New York(CNN Business) The boom in US production has made America the largest oil producer in the world and radically changed the economics from when it was a net consumer. It also means this latest oil price plunge will be far more damaging to the US economy than the massive oil price drops in 2008 or 1991.
Early Monday, Morgan Stanley put out an estimate saying if oil prices remain at low levels, it could shave 0.15 to 0.35 percentage points off of US gross domestic product in the first quarter. Morgan Stanley also said it is concerned that consumers won't spend any of the savings from lower gas prices.
By midday, oil prices had plummeted 17.4%, to $34.14 per barrel.
In the past, "the decline in oil prices...was a slam dunk positive for the economy. Now it's at best a wash," said Mark Zandi, chief economist for Moody's Analytics. While drivers, airlines and other oil users might enjoy big savings from sharply lower prices, across the oil patch there will likely be bankruptcies, loan defaults, job losses, a halt in capital spending and other economic disruptions, he added.
And until now it was high oil prices, not plunging oil prices, that economists worried about. Every recession since the end of World War II has been preceded by a spike in oil prices.
In a tweet Monday morning President Donald Trump saw the fall in oil prices as good for the country.
Economists, however, see reasons to worry.
The damage to the economy from failing prices will probably be felt much more quickly, and severely, than the lift that lower gas prices could give to consumer spending, said Paul Ashworth, chief North American economist for Capital Economics.
"Lower oil prices should be neutral [for the US economy], but there are some risks associated to that," he said. "And if everyone is working at home and staying close to home, they're not going to be using much gasoline anyway, so lower prices are not going to help you very much."
The oil industry had a total of 1.5 million jobs in 2019, but 945,000 of those jobs are at gas stations. Oil and gas extraction, along with support companies and pipeline operators accounted for 471,000 jobs, while oil refineries accounted for another 69,000.
One of the first signs of pain from lower oil prices is on Wall Street, as oil stocks have plunged along with oil price. That helped to take the US stock market to near bear market territory on Monday, hurting major investors' portfolios and individual investors alike.
"The timing couldn't be worse. It's eviscerating investor sentiment," said Zandi.
Of course, the industry has dealt with price declines like this before, said Frank Macchiarola, senior vice president of policy, economics and regulatory affairs at the American Petroleum Institute.
"In periods of price volatility and uncertainty, there is always the potential for greater dislocation," he said. "No industry is immune from market downturns. But the American oil and gas industry has been resilient through periods like this before."
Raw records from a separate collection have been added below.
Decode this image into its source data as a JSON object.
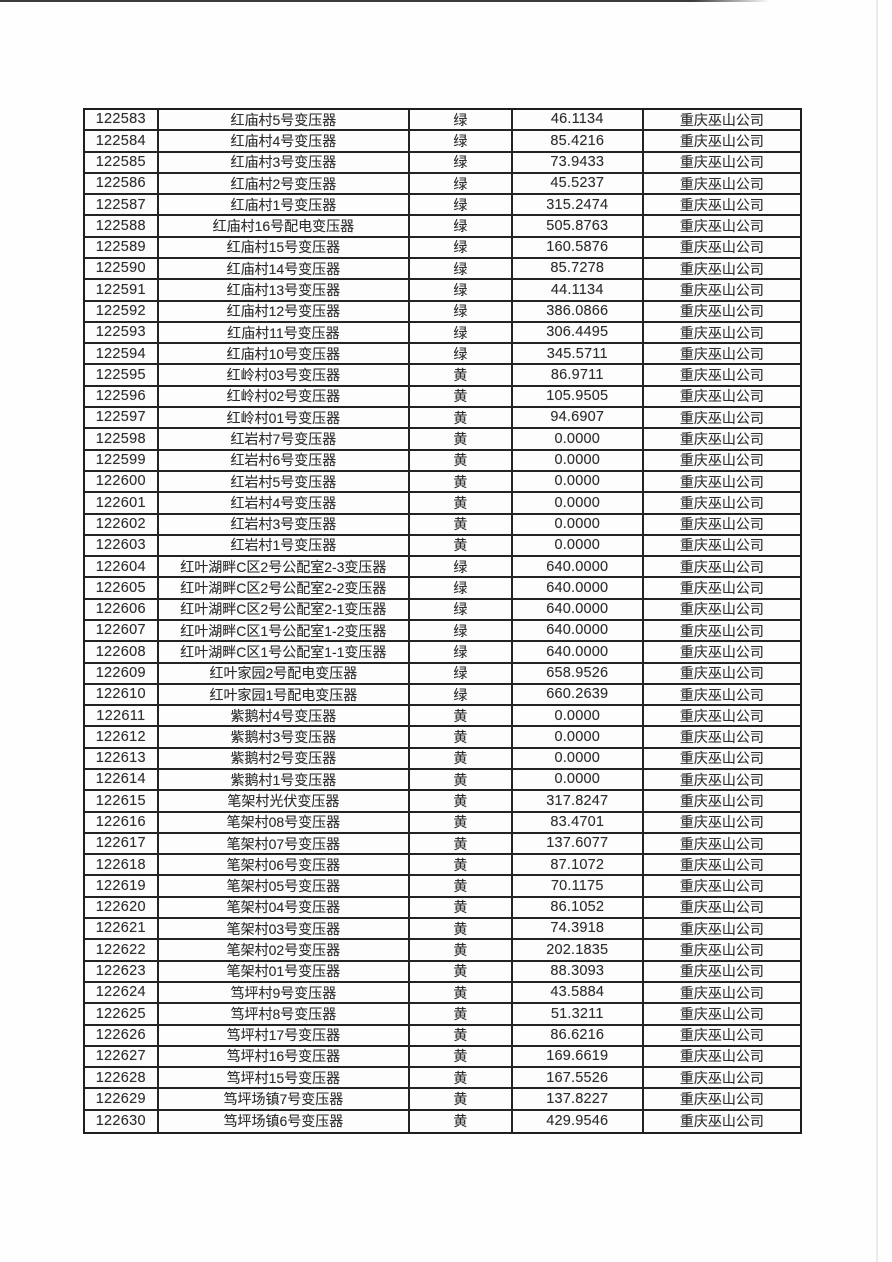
{
  "table": {
    "column_keys": [
      "id",
      "name",
      "status",
      "value",
      "company"
    ],
    "rows": [
      [
        "122583",
        "红庙村5号变压器",
        "绿",
        "46.1134",
        "重庆巫山公司"
      ],
      [
        "122584",
        "红庙村4号变压器",
        "绿",
        "85.4216",
        "重庆巫山公司"
      ],
      [
        "122585",
        "红庙村3号变压器",
        "绿",
        "73.9433",
        "重庆巫山公司"
      ],
      [
        "122586",
        "红庙村2号变压器",
        "绿",
        "45.5237",
        "重庆巫山公司"
      ],
      [
        "122587",
        "红庙村1号变压器",
        "绿",
        "315.2474",
        "重庆巫山公司"
      ],
      [
        "122588",
        "红庙村16号配电变压器",
        "绿",
        "505.8763",
        "重庆巫山公司"
      ],
      [
        "122589",
        "红庙村15号变压器",
        "绿",
        "160.5876",
        "重庆巫山公司"
      ],
      [
        "122590",
        "红庙村14号变压器",
        "绿",
        "85.7278",
        "重庆巫山公司"
      ],
      [
        "122591",
        "红庙村13号变压器",
        "绿",
        "44.1134",
        "重庆巫山公司"
      ],
      [
        "122592",
        "红庙村12号变压器",
        "绿",
        "386.0866",
        "重庆巫山公司"
      ],
      [
        "122593",
        "红庙村11号变压器",
        "绿",
        "306.4495",
        "重庆巫山公司"
      ],
      [
        "122594",
        "红庙村10号变压器",
        "绿",
        "345.5711",
        "重庆巫山公司"
      ],
      [
        "122595",
        "红岭村03号变压器",
        "黄",
        "86.9711",
        "重庆巫山公司"
      ],
      [
        "122596",
        "红岭村02号变压器",
        "黄",
        "105.9505",
        "重庆巫山公司"
      ],
      [
        "122597",
        "红岭村01号变压器",
        "黄",
        "94.6907",
        "重庆巫山公司"
      ],
      [
        "122598",
        "红岩村7号变压器",
        "黄",
        "0.0000",
        "重庆巫山公司"
      ],
      [
        "122599",
        "红岩村6号变压器",
        "黄",
        "0.0000",
        "重庆巫山公司"
      ],
      [
        "122600",
        "红岩村5号变压器",
        "黄",
        "0.0000",
        "重庆巫山公司"
      ],
      [
        "122601",
        "红岩村4号变压器",
        "黄",
        "0.0000",
        "重庆巫山公司"
      ],
      [
        "122602",
        "红岩村3号变压器",
        "黄",
        "0.0000",
        "重庆巫山公司"
      ],
      [
        "122603",
        "红岩村1号变压器",
        "黄",
        "0.0000",
        "重庆巫山公司"
      ],
      [
        "122604",
        "红叶湖畔C区2号公配室2-3变压器",
        "绿",
        "640.0000",
        "重庆巫山公司"
      ],
      [
        "122605",
        "红叶湖畔C区2号公配室2-2变压器",
        "绿",
        "640.0000",
        "重庆巫山公司"
      ],
      [
        "122606",
        "红叶湖畔C区2号公配室2-1变压器",
        "绿",
        "640.0000",
        "重庆巫山公司"
      ],
      [
        "122607",
        "红叶湖畔C区1号公配室1-2变压器",
        "绿",
        "640.0000",
        "重庆巫山公司"
      ],
      [
        "122608",
        "红叶湖畔C区1号公配室1-1变压器",
        "绿",
        "640.0000",
        "重庆巫山公司"
      ],
      [
        "122609",
        "红叶家园2号配电变压器",
        "绿",
        "658.9526",
        "重庆巫山公司"
      ],
      [
        "122610",
        "红叶家园1号配电变压器",
        "绿",
        "660.2639",
        "重庆巫山公司"
      ],
      [
        "122611",
        "紫鹅村4号变压器",
        "黄",
        "0.0000",
        "重庆巫山公司"
      ],
      [
        "122612",
        "紫鹅村3号变压器",
        "黄",
        "0.0000",
        "重庆巫山公司"
      ],
      [
        "122613",
        "紫鹅村2号变压器",
        "黄",
        "0.0000",
        "重庆巫山公司"
      ],
      [
        "122614",
        "紫鹅村1号变压器",
        "黄",
        "0.0000",
        "重庆巫山公司"
      ],
      [
        "122615",
        "笔架村光伏变压器",
        "黄",
        "317.8247",
        "重庆巫山公司"
      ],
      [
        "122616",
        "笔架村08号变压器",
        "黄",
        "83.4701",
        "重庆巫山公司"
      ],
      [
        "122617",
        "笔架村07号变压器",
        "黄",
        "137.6077",
        "重庆巫山公司"
      ],
      [
        "122618",
        "笔架村06号变压器",
        "黄",
        "87.1072",
        "重庆巫山公司"
      ],
      [
        "122619",
        "笔架村05号变压器",
        "黄",
        "70.1175",
        "重庆巫山公司"
      ],
      [
        "122620",
        "笔架村04号变压器",
        "黄",
        "86.1052",
        "重庆巫山公司"
      ],
      [
        "122621",
        "笔架村03号变压器",
        "黄",
        "74.3918",
        "重庆巫山公司"
      ],
      [
        "122622",
        "笔架村02号变压器",
        "黄",
        "202.1835",
        "重庆巫山公司"
      ],
      [
        "122623",
        "笔架村01号变压器",
        "黄",
        "88.3093",
        "重庆巫山公司"
      ],
      [
        "122624",
        "笃坪村9号变压器",
        "黄",
        "43.5884",
        "重庆巫山公司"
      ],
      [
        "122625",
        "笃坪村8号变压器",
        "黄",
        "51.3211",
        "重庆巫山公司"
      ],
      [
        "122626",
        "笃坪村17号变压器",
        "黄",
        "86.6216",
        "重庆巫山公司"
      ],
      [
        "122627",
        "笃坪村16号变压器",
        "黄",
        "169.6619",
        "重庆巫山公司"
      ],
      [
        "122628",
        "笃坪村15号变压器",
        "黄",
        "167.5526",
        "重庆巫山公司"
      ],
      [
        "122629",
        "笃坪场镇7号变压器",
        "黄",
        "137.8227",
        "重庆巫山公司"
      ],
      [
        "122630",
        "笃坪场镇6号变压器",
        "黄",
        "429.9546",
        "重庆巫山公司"
      ]
    ]
  }
}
The price of a gallon of regular gas in the United States is now $2.39 a gallon, only 5 cents cheaper than both a week and a month ago, according to AAA. But those prices could tumble very soon, said Tom Kloza, chief oil analyst for the Oil Price Information Service, which calculates average prices for AAA.
The national average price could fall below $2 a gallon by the end of March, he said, and most of the nation could be paying between $1.59 to $1.99 a gallon by later this spring.
"We're in the middle of a price war," Kloza said about the battle between Saudi Arabia and Russia which sent prices plunging overnight. "Is this a seven-day war, is this a protracted war? I don't know. I only know that it's truly unprecedented."
The Saudi-Russian price war is only part of what is driving down oil prices, Kloza said. So is sharply lower demand.
Airlines are canceling flights around the globe, including in the United States. Workers are being told to work from home and avoid public events. All of that leads to significantly less demand for gasoline and jet fuel, and as a result, less demand for oil.
But Kloza doesn't believe that US oil producers, especially shale oil companies, are likely to make deep trims in production. Even if they are losing money on oil at this price, many will need maintain production in order to stay in business, he said.
"You won't get uncompleted wells being finished," he said. "But if you already have a lot of sunk costs, you need to keep producing for cash flow. Eventually you'll see reduced production, but not right away."
The good news in terms of the US economic impact is that oil and gas extraction and refining is still only about 1.7% of the US economy. And the stocks of oil companies aren't as important to most investors' holdings as in the past.
"In the 80's and 90's, early 2000's, energy stocks were a much larger part of the stock market pie," said Zandi. "Exxon was most valuable company in the world, not Amazon or Apple or Microsoft."
Correction: A previous version of this article misidentified Frank Macchiarola's title.